Si parla davvero poco di tutto ciò all’interno dell’industria editoriale, almeno quella che conosco, ma c’è già tutto ciò che può servire per muoversi. Se qualcuno sta cercando di decifrare l’industria editoriale con un qualche tipo di orizzonte a lungo termine, dovrebbe saper guardare in questa direzione. (Basta chiedere a Google (GOOGnewspeople), una società che ha già iniziato a gettare le basi per la sua svolta con Google Books).

Un API è un “Application Programming Interface” (interfaccia di programmazione per una applicazione). E’ ciò che alcune brillanti web companies hanno creato in modo che altre società innovative e altri sviluppatori possano creare a loro volta strumenti e servizi per migliorare i sottostanti database con altri servizi.

Per esempio:

  • Google Maps ha un API che fa in modo che i servizi di geo-locazione (come ad esempio Yelp) possano usare Google Maps e i dati commerciali in esso contenuti per meglio soddisfare le esigenze dei loro clienti.
  • Twitter ha un API che fa in modo che altre strutture possano implementare dei client Twitter, cercare Twitter, fornire il servizio di analisi di Twitter, etc…
  • Amazon ha un API che facilmente permette agli sviluppatori di dirigere e indirizzare informazioni sul prodotto in vendita.
  • Wikipedia ha un API che fa in modo che sia possibile creare un libro di tutti gli editing fatti su un determinato articolo, per esempio “La guerra in Iraq”.

Siamo molto, molto lontani dal giorno in cui gli editori penseranno a se stessi come a dei fornitori di API o a considerare se stessi delle interfacce di programmazione per applicazioni nei confronti de libri che pubblicano.
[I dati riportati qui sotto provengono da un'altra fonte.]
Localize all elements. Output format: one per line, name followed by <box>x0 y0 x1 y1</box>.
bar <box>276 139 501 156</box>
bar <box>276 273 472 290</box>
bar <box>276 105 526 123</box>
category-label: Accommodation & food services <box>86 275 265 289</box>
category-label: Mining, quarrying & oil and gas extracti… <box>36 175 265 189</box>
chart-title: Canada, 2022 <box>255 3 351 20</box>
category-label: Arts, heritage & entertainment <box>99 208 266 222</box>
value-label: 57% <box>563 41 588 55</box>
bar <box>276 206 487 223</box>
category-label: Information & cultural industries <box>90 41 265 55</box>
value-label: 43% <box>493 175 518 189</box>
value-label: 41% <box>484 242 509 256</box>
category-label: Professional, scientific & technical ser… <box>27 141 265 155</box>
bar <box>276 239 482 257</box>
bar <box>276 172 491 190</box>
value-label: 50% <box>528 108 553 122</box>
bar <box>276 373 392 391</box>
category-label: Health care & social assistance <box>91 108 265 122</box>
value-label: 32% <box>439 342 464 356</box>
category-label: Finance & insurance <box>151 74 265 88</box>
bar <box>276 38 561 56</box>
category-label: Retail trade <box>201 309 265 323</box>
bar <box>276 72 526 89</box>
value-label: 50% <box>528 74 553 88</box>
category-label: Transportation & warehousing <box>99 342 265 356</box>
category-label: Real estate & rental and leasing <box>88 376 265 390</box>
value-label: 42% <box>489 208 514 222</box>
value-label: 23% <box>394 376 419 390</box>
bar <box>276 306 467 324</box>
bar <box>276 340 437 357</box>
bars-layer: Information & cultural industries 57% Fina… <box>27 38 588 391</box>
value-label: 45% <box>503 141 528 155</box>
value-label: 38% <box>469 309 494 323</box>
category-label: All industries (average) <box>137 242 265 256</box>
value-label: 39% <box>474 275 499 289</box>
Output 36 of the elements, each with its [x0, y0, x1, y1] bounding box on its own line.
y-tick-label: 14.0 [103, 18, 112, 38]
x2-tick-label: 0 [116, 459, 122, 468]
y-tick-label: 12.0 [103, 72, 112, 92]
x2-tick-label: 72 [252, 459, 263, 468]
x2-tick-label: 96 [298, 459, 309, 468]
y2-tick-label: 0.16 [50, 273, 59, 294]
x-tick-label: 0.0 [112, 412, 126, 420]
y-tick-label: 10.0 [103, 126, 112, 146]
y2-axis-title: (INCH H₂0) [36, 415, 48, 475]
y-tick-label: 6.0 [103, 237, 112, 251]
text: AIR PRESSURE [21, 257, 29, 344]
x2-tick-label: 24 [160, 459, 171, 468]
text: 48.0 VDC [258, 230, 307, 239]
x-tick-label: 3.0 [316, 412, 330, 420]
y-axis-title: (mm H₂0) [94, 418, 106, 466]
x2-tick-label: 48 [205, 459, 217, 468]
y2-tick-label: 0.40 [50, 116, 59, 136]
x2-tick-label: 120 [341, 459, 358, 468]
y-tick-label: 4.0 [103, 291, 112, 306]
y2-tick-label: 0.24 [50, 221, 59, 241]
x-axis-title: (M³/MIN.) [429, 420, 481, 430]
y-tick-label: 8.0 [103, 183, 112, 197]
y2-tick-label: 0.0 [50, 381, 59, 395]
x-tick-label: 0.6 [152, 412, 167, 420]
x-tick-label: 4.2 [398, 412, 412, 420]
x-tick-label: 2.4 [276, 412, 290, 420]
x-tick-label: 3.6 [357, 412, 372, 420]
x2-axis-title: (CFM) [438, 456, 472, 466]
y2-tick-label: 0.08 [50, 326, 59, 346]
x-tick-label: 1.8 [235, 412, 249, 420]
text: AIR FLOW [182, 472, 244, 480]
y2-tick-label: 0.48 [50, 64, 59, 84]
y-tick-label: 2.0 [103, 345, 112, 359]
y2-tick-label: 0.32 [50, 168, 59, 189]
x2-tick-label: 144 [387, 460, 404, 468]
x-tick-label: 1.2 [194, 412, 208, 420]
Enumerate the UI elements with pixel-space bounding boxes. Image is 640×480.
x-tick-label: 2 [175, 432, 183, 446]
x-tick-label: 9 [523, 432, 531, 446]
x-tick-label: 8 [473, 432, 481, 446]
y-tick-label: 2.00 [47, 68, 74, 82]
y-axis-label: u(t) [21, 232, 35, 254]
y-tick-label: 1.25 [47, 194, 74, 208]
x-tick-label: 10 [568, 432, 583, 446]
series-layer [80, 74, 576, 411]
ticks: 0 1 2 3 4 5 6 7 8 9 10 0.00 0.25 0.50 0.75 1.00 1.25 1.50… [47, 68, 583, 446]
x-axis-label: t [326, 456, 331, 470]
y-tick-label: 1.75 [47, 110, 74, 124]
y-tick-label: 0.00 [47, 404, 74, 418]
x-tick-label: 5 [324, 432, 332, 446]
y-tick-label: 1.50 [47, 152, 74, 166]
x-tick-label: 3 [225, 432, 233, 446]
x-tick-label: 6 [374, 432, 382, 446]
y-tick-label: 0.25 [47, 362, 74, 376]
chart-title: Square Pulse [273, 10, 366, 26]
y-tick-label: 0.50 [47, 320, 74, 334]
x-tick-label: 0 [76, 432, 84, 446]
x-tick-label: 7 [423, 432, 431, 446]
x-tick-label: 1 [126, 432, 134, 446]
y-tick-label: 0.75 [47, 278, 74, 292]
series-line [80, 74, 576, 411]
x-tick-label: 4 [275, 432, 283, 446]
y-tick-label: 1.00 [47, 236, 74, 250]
Però è stato constatato innumerevoli volte che c’è una crescita di valore ogni volta che i dati e le informazioni vengono messe a disposizione del mondo (a volte selettivamente). Questa è proprio l’utilità di internet e questa è la direzione che, col tempo, prenderà l’industria editoriale.

Non ho idea di come potrà funzionare un API per i libri, e neanche so esattamente cosa significhi. Non so quali potranno essere le geniali trovate che la gente si andrà ad inventare una volta che i libri saranno su internet. Ma so che succederà e il “futuro dell’industria editoriale” avrà a che fare con tutto questo. Il modo attuale di concepire l’ebook non è altro che un momento interlocutorio per un ecosistema digitale di pubblicazione libraria che non somiglierà per niente al mondo attuale.